Mark and Jordan review the photos, and figure out what to change.
After commandeering someone's driveway (and someone else's farm), Jordan shoots Mark while he jumps off of a fence, carrying the aforementioned pickax!
While I got to drive the getaway car and watch Jordan's creative process merge with the dancers' talents, below are Mark and Louise's experience from their own points-of-view. Even better... we are thrilled to present the final images- Luminarium's small portion of the Dancers Among Us Project.
After having tagged along for Mark’s photo shoot the day before, where I witnessed the semi-dangerous, repeated act of Mark jumping off the side of fence, in the rain, with a pickax in one hand with the other hand in his pocket, I didn't really know what to expect for my photo shoot with Jordan Matter. But Mark’s photo had turned out excellently so I was eager for my turn. We weren't sure if it was even going to happen, seeing as it was yet another rainy day, but ultimately I wanted to take the chance because it was Jordan’s last day in the Boston area. He seemed like a pretty spontaneous person, giving just a moment’s notice and ready to go for it even if it was a long shot. So I too decided to take a gamble on the rain. He had two shots in mind: one in front of a beautiful farm and one...

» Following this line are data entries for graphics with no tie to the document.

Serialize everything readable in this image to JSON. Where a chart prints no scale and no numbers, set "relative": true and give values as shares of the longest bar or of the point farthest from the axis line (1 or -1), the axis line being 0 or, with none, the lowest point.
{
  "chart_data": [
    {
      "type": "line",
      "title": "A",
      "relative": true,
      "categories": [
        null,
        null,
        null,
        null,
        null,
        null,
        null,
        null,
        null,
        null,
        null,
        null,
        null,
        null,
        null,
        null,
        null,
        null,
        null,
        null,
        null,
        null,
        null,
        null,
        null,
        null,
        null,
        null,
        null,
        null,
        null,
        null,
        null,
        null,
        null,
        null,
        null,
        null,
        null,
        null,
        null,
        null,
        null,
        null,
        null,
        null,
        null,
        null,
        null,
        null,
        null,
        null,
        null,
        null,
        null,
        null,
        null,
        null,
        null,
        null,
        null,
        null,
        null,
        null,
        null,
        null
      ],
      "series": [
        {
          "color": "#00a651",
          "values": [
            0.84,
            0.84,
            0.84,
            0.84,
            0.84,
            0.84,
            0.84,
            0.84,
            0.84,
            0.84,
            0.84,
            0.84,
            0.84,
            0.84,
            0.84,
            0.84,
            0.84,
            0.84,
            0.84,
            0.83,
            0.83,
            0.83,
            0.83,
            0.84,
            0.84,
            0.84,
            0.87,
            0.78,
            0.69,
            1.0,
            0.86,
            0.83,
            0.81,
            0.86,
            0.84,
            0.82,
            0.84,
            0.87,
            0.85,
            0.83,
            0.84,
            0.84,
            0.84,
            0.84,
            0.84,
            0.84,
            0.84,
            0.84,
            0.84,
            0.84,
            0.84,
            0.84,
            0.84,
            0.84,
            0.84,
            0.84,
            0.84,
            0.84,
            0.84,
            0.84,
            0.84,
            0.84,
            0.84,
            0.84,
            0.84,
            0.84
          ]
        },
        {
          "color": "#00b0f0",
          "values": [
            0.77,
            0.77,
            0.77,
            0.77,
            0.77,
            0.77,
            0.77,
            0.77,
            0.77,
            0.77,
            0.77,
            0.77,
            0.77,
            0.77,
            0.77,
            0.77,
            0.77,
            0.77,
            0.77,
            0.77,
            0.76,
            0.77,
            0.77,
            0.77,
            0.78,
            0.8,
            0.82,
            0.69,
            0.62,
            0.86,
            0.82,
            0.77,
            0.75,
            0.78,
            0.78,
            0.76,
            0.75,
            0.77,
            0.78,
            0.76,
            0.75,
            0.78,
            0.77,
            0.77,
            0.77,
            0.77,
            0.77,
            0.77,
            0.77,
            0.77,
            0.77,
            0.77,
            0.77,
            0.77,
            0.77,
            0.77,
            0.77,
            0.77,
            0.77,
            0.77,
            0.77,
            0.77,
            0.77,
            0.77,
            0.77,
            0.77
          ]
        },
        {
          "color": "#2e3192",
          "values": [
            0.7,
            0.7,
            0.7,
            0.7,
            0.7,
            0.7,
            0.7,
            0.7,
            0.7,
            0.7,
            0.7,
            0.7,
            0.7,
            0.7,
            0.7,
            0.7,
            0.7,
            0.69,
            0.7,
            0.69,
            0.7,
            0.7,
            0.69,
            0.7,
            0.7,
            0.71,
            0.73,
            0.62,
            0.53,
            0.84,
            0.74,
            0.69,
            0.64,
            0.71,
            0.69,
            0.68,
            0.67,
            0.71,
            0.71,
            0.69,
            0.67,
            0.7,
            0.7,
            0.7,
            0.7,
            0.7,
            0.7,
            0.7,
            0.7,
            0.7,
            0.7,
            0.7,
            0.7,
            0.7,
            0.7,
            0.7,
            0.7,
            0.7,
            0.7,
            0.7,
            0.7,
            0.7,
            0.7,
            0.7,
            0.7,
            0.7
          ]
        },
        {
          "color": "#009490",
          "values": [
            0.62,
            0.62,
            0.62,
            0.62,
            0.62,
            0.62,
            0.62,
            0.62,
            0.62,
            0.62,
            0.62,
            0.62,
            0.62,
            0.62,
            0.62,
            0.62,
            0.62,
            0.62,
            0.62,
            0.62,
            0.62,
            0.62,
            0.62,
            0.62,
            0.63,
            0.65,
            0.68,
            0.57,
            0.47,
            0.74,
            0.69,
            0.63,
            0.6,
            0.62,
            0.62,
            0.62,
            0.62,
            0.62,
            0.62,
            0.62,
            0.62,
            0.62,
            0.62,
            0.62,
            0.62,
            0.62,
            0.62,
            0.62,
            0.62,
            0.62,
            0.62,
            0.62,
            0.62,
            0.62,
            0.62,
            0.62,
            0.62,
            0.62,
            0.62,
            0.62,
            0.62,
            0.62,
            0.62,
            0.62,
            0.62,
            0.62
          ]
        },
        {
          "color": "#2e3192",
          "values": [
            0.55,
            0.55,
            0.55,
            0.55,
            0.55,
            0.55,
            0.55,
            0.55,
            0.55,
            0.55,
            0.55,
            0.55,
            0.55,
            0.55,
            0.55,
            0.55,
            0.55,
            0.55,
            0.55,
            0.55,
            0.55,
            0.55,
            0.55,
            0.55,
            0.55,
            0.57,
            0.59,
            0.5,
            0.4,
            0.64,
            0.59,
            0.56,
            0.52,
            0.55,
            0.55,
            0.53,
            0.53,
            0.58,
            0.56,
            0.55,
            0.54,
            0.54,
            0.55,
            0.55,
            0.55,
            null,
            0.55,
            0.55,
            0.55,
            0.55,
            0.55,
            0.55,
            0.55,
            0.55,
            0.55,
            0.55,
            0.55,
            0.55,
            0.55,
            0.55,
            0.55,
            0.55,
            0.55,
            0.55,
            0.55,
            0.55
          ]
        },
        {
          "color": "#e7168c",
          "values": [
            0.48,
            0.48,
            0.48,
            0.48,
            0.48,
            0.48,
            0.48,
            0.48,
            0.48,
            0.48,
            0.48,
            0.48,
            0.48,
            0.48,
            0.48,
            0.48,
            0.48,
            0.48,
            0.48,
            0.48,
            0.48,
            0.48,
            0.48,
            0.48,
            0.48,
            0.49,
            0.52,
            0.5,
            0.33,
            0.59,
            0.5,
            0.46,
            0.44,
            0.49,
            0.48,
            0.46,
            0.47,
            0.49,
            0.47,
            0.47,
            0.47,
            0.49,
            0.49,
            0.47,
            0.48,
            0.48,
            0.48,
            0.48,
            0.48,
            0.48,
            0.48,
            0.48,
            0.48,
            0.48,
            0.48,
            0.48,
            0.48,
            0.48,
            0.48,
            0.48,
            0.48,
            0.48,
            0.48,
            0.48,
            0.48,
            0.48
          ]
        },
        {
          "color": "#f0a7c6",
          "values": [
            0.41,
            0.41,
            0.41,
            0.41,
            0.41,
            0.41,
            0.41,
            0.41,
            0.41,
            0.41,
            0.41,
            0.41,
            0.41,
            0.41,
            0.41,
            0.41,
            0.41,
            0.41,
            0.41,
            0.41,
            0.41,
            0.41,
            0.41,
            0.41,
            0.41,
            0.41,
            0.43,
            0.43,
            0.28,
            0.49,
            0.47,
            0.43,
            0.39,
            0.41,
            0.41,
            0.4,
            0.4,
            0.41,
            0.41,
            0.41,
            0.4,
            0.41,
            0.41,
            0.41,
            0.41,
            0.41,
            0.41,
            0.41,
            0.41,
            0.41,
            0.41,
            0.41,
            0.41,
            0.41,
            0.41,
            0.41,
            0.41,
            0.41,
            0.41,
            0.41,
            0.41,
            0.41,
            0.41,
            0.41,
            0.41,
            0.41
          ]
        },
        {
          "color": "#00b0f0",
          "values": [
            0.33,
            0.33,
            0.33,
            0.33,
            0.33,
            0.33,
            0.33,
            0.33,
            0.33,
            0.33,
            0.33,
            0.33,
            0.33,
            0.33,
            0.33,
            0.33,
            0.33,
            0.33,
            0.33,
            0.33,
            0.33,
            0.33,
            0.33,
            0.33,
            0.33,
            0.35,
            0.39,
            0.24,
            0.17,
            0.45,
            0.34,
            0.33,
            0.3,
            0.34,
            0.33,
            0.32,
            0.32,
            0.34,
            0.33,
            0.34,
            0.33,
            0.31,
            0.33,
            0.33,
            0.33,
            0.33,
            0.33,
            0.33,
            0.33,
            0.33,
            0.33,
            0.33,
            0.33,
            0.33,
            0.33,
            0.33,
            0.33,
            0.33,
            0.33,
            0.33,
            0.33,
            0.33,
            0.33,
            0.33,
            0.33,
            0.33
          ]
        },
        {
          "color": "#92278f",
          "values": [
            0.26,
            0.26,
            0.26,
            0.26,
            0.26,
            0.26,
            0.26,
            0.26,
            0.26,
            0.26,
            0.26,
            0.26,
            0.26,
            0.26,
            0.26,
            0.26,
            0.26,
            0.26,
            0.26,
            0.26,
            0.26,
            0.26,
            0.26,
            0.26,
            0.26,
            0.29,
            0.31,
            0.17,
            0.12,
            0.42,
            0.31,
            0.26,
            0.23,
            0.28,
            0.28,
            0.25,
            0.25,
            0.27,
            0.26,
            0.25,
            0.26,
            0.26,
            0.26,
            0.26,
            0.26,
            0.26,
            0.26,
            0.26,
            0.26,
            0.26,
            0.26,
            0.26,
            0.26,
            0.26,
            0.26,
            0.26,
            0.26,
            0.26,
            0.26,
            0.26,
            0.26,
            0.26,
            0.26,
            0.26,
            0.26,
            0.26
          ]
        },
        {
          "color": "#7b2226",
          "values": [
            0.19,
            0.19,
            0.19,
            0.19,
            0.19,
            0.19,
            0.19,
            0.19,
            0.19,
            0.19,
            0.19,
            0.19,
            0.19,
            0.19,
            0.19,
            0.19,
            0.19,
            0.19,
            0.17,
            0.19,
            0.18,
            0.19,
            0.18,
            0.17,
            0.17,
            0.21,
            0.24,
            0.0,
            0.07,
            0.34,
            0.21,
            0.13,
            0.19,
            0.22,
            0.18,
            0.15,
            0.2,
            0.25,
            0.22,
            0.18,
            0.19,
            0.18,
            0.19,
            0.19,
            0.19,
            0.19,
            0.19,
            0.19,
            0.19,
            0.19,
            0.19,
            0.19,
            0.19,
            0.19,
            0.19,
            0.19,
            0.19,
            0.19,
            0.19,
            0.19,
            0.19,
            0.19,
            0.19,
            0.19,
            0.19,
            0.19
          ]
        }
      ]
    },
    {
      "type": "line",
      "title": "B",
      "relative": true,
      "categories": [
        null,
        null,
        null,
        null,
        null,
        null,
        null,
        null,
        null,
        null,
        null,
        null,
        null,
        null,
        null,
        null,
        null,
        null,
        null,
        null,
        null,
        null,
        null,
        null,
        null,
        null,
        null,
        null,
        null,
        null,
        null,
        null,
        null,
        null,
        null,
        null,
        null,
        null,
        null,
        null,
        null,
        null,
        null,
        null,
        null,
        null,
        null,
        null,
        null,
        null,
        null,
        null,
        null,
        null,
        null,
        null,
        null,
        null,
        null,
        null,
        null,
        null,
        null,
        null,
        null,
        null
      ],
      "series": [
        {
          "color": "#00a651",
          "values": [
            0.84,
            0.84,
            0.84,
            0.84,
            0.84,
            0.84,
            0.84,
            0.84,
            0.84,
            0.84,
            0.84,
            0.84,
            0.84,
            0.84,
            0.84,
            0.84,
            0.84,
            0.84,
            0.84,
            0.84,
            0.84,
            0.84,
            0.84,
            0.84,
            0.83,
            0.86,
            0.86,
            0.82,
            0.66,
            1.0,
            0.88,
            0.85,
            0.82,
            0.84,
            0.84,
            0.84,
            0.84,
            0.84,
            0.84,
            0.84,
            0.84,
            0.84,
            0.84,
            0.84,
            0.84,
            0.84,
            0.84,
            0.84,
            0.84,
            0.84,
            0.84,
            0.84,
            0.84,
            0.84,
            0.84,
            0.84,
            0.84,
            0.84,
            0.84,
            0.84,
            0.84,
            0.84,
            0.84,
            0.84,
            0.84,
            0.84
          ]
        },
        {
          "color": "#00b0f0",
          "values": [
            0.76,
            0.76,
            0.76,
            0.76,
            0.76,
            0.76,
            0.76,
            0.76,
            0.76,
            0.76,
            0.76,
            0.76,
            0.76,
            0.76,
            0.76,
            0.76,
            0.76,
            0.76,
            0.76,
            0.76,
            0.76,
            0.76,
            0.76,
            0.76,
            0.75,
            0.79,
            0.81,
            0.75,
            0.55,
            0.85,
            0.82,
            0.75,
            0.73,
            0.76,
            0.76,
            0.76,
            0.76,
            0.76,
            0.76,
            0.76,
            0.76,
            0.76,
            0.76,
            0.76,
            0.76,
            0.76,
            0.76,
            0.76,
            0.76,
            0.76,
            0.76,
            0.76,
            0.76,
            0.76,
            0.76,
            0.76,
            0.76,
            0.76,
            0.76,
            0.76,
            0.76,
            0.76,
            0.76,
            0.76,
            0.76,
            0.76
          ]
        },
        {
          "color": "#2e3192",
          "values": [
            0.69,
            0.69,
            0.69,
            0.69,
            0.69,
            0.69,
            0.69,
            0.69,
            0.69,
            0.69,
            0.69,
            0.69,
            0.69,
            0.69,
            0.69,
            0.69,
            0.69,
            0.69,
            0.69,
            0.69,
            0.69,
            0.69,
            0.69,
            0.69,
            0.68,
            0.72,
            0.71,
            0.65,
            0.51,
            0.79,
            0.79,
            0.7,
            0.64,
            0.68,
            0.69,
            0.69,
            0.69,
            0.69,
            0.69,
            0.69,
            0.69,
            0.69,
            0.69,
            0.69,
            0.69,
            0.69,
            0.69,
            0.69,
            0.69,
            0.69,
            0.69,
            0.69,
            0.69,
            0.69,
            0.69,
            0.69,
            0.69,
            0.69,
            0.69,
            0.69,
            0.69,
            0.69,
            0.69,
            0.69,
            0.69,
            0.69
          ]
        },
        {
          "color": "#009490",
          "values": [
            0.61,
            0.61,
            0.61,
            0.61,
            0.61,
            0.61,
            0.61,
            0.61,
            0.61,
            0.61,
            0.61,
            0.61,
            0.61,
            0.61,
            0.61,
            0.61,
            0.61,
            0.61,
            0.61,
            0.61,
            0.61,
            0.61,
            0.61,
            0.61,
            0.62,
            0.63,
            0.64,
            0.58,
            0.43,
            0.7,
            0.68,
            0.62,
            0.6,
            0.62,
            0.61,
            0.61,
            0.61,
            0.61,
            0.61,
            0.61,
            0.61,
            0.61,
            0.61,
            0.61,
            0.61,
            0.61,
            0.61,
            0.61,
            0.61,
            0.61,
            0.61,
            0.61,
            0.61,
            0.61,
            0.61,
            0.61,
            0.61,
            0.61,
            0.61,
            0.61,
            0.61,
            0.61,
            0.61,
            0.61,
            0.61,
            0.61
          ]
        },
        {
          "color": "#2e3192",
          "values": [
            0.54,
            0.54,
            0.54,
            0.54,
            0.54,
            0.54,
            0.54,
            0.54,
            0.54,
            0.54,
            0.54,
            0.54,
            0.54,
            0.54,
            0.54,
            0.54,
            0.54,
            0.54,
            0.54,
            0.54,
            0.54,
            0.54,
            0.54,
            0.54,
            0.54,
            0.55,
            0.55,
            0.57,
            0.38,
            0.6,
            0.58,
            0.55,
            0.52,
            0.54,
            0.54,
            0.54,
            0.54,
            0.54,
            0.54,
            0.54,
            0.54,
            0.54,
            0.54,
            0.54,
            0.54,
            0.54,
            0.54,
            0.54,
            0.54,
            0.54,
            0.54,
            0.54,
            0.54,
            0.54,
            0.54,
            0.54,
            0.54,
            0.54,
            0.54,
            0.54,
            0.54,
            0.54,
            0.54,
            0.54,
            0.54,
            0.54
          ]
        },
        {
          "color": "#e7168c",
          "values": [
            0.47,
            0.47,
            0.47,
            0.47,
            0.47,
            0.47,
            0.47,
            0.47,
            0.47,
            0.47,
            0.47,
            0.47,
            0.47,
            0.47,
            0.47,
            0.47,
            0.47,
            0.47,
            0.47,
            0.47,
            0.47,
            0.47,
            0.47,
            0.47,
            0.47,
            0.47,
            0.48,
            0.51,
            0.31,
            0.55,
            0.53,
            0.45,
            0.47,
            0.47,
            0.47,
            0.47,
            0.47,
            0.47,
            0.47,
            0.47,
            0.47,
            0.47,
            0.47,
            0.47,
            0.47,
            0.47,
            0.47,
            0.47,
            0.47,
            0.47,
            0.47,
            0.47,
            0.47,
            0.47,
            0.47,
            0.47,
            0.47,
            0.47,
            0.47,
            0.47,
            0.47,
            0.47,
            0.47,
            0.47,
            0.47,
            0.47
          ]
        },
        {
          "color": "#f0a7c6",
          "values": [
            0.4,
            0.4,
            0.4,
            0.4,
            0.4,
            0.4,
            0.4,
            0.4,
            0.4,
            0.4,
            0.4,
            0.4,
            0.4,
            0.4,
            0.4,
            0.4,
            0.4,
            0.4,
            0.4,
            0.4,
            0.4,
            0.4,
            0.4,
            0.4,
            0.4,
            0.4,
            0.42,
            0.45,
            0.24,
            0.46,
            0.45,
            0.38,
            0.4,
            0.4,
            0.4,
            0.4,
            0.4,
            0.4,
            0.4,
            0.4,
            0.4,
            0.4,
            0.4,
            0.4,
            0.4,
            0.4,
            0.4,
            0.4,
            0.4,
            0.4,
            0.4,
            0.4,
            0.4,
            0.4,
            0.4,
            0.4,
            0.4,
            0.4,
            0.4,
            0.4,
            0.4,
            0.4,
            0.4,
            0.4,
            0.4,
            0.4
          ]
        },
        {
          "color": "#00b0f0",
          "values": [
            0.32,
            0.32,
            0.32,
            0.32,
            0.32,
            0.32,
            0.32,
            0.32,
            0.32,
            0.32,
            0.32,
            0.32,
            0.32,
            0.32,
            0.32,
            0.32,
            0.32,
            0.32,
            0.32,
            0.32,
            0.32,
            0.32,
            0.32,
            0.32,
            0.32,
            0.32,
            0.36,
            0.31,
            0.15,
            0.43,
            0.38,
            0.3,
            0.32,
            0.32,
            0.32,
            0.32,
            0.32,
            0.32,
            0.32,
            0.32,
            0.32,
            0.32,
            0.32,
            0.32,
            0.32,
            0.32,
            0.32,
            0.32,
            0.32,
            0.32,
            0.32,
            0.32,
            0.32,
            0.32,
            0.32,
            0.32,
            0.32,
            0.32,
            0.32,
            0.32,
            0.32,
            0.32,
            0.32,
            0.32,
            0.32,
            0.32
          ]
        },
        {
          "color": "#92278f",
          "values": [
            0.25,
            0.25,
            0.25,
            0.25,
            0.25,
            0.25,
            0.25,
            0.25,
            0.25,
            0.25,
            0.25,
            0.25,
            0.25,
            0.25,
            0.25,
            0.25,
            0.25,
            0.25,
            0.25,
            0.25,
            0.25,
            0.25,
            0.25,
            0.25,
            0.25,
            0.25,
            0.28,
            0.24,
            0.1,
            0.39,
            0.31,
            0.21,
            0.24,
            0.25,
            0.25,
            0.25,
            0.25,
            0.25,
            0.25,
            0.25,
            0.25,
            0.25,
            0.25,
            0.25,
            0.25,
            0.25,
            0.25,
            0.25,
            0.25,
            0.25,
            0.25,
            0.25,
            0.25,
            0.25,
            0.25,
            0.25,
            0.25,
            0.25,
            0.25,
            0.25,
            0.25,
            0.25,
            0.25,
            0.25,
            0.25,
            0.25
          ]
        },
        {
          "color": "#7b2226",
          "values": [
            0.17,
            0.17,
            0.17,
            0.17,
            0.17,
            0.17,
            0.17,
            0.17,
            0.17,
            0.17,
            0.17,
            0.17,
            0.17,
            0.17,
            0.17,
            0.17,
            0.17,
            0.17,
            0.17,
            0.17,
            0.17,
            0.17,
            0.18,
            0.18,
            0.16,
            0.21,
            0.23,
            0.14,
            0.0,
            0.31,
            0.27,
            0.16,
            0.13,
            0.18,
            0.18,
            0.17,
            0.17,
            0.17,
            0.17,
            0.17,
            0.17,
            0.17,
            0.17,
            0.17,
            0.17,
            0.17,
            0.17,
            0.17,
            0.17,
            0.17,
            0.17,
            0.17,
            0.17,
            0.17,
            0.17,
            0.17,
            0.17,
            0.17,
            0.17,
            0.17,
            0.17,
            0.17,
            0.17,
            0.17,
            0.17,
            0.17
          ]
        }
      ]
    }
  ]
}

in this huge, picturesque old tree. We went to the farm first, and we were lucky that the rain had finally stopped. As I offered a red apple in the palm of my hand to a field of disinterested cows and calves, I had to pick a pose that I could hold for quite a while since the goal was to catch the eye of just one of the many grazers. I chose to stand in arabesque and had to do so over and over, moving from one cow to the next, to see who would participate. As we moved up and down the fence some of them completely ignored me, while others became a little uneasy and walked away. Twice, Jordan wondered aloud what would happen if I were to jump the fence and get right in there among them all. I nervously pondered this idea with him, trying to sound accommodating while secretly hoping that it wouldn’t actually come to that, as I wasn’t sure what reaction I’d receive from the mothers if I startled their young ones.
I thought that Jordan had time for only one shot, but he all of a sudden decided to go back to this tree that he was initially quite eager to photograph. The massive tree stood in the yard in front of a grand, white house. Jordan rang the doorbell to ask the owners permission, which was immediately granted by the husband of the president of Wellesley College. As I reclined on the long, windy and damp branch, I tried to look relaxed in order to assume a daydreaming appearance. Maintaining balance while also extending my leg into the air was not the easiest task on this bumpy tree limb. Once we aligned everything we’d discussed, as there was always a verbal dialogue during takes, and he’d captured what he wanted, he helped me down out of the tree and I bundled up in some warmer clothing before hopping back in the car. Once we were all done, we realized how lucky we were to have that rain-free pocket of one and a half hours, ending up with two photographs when we’d had previous uncertainty of even attaining one at all. Jordan also explained to me that these were actually perfect shooting conditions in terms of lighting: not sunny, but a nice white, even light from the sky covered in clouds. Also the colors, predominantly the green scenery, were vibrant and made my white dress stand out because of just being touched by the rain. I left feeling wiped out from this tiring yet exciting photo shoot, but feeling at the same time thoroughly content and privileged that I was able to have the opportunity to work with the great visionary photographer, Jordan Matter.